Allen Ginsberg by Steve Finbow
Finbow is a resolutely straight-shooting biographer who treats his subject with complete candour, examining Ginsberg’s neuroses, his guilt over his mad mother, his suicidal tendencies, his petty jealousies and sexual perversities in relation to his work and how it shaped him as a poet. The biographer draws on secondary sources and first-hand knowledge with great proficiency and skill in order to evaluate Ginsberg’s place in American letters and beyond.
Reaktion Books | 239 pages| £10.95
Bel Ami by Guy de Maupassant
Maupassant explores the dynamics of urban society through its relationship with politics and the press, power and sex. This book is a conscientiously observed and rendered tale of intrigue, liberated women and old-fashioned men, love, loyalty and social climbing. Written in the 1880s, the book records the social milieu of bourgeois capitalism under La Troisième République, mirroring the reality of its day in this sprightly and compelling tale.

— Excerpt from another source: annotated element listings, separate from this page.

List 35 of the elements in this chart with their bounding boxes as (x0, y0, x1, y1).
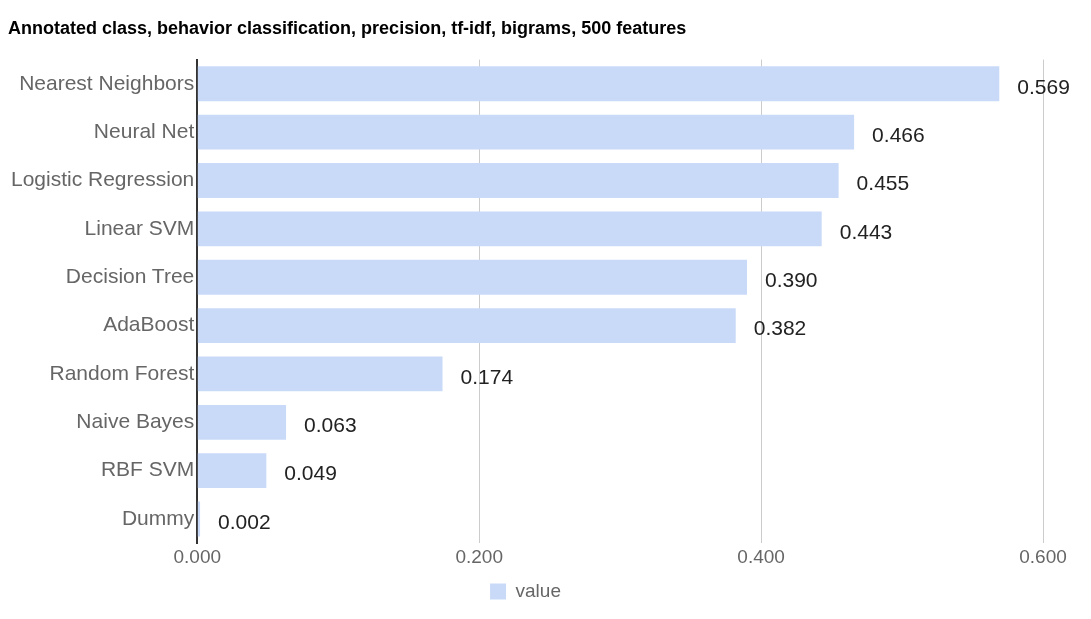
data-label: 0.002 (218, 509, 271, 533)
bar (197, 66, 1000, 102)
bar (197, 453, 267, 489)
x-tick-label: 0.200 (455, 545, 503, 567)
y-tick-label: Random Forest (49, 360, 195, 384)
y-tick-label: RBF SVM (100, 457, 195, 481)
x-tick-label: 0.400 (737, 545, 785, 567)
y-tick-label: Logistic Regression (10, 167, 195, 191)
y-tick-label: AdaBoost (103, 312, 195, 336)
data-label: 0.455 (856, 171, 910, 195)
bar (197, 404, 287, 440)
data-label: 0.390 (764, 268, 818, 292)
legend-label: value (515, 579, 561, 601)
y-tick-label: Naive Bayes (76, 409, 195, 433)
chart-title: Annotated class, behavior classification, precision, tf-idf, bigrams, 500 features (8, 17, 687, 38)
y-tick-label: Neural Net (93, 118, 195, 142)
data-label: 0.063 (304, 413, 357, 437)
data-label: 0.569 (1017, 74, 1070, 98)
data-label: 0.382 (753, 316, 807, 340)
bar (197, 308, 736, 343)
y-tick-label: Nearest Neighbors (19, 70, 195, 94)
bar (197, 259, 747, 295)
y-tick-label: Linear SVM (84, 215, 195, 239)
bar (197, 211, 822, 247)
data-label: 0.174 (460, 364, 514, 388)
y-tick-label: Decision Tree (65, 264, 195, 288)
bar (197, 163, 839, 198)
x-tick-label: 0.000 (173, 545, 222, 567)
bar (197, 356, 443, 392)
bar (197, 114, 855, 150)
x-tick-label: 0.600 (1019, 545, 1067, 567)
data-label: 0.443 (839, 219, 893, 243)
data-label: 0.466 (872, 122, 925, 146)
y-tick-label: Dummy (121, 505, 195, 529)
data-label: 0.049 (284, 461, 337, 485)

Penguin Classics | 416 pages | £9.99
By Grand Central Station I Sat Down and Wept by Elizabeth Smart
A uniquely relayed story of love, abandonment, pain and triumph of the will. Smart conveys the multifarious graduations of emotion with a sentience rarely matched, but she also has a tendency to fluctuate between disclosing too much and too little, between superbly lyrical prose and overlaboured writing, between aesthetic excellence and a propensity for the melodramatic. Overall, however, By Grand Central Station I Sat Down and Wept is superb.
Flamingo | 112 pages | £5.59
Hell by Henri Barbusse
A semi-philosophical study of the human condition devised to show us that man’s desire for solitude cannot be reconciled with his desire to live to the utmost degree of fulfilment. A tragic book in many ways but also a triumphant one, which reads like a bold rejection of philosophia Christiana and a homage to secularism, daringly rendering God obsolete.
OneSuch Press | 136 pages | £7.95
John Berger by Andy Merrifield
This wonderful critical study contains an array of insights about Berger the man, the artist, the “concerned citizen” and the “uneasy rider” aboard his Honda Blackbird. Merrifield documents the trajectory of Berger’s professional life with expertise, showing how the modernist novelist, who had given the English novel an art-house Continental twist, has evolved into a craftsman storyteller. In doing so, the biographer conjoins different aspects of Berger together, demystifying the seeming disparities and deriving new meaning from his art, his life and his politics.
Reaktion Books | 224 pages | £10.95
Museum Without Walls by Jonathan Meades
There really are no walls to Jonathan Meades’ Museum as this book contains everything from seventeenth century literary dicta to the demerits of the Theory of the Value of Ruins. Meades’ spellbinding enthusiasm, his acuity and his crafty prose in writing about social, political and religious issues – which he contemplates with wit and gravitas – are surpassed only by his uncompromising candour, which also extends to his personal life.
Unbound | 352 pages | £20
The Lowlife by Alexander Baron
A compelling and moving book full of optimism where one might see none, relayed in a precise and engaging narrative driven by a rogue but very likable protagonist, who despite his trials, troubles and tribulations aims to see the good in all things. Baron’s extraordinary eye for period detail and his astute observational abilities, combined with his ostensible penchant for storytelling, make The Lowlife a highly enjoyable read.
Black Spring Press | 192 pages | £9.99
The Richard Burton Diaries edited by Chris Williams
The Diaries offer a very candid look at Richard Burton and Elizabeth Taylor’s volatile married and professional lives; their travels, interests, passions and temperaments. The collection spanning from 1939 to 1983 comprises frank and spirited accounts of Burton’s carousing, his ambivalent feelings toward his own talent, his caustic impressions of the film industry and its personalities, his role as a doting father, his scholarly appetite for learning and avid interest in literature.
Yale Books | 704 pages | £25
The Voyeur by Alain Robbe-Grillet
A murder mystery with a seemingly straightforward plot, which is anything but straightforward. Robbe-Grillet spent his career experimenting with themes of repressed memory and nebulous identity, the ambiguous complexity of space and time and the intricate nature of truth. The Voyeur is an early example of his style and the erratic chronology, mystic symbolism, incantatory narrative, rounded repetitions and stylised deconstructions of plot that later came to define it. It is a truly new vision of the novel, depicting a familiar yet numinous universe, where a man by the name of Mathias may or may not be implicated in a murder.
Alma Classics | 178 pages| £7.99
White Noise by Don DeLillo
White Noise is a valiant and veracious postmodernist depiction of “human dread” as well as of the horrors and ecstasies of life. DeLillo captures the state of modern family, the society of the spectacle and the notion of the future as the here-and-now with considerable deft. Not only that, he manages to create a neoteric social satire, funny, plangent, absurd, terrifying and skilfully evocative of modern-day life and all its ecstasies and encumbrances.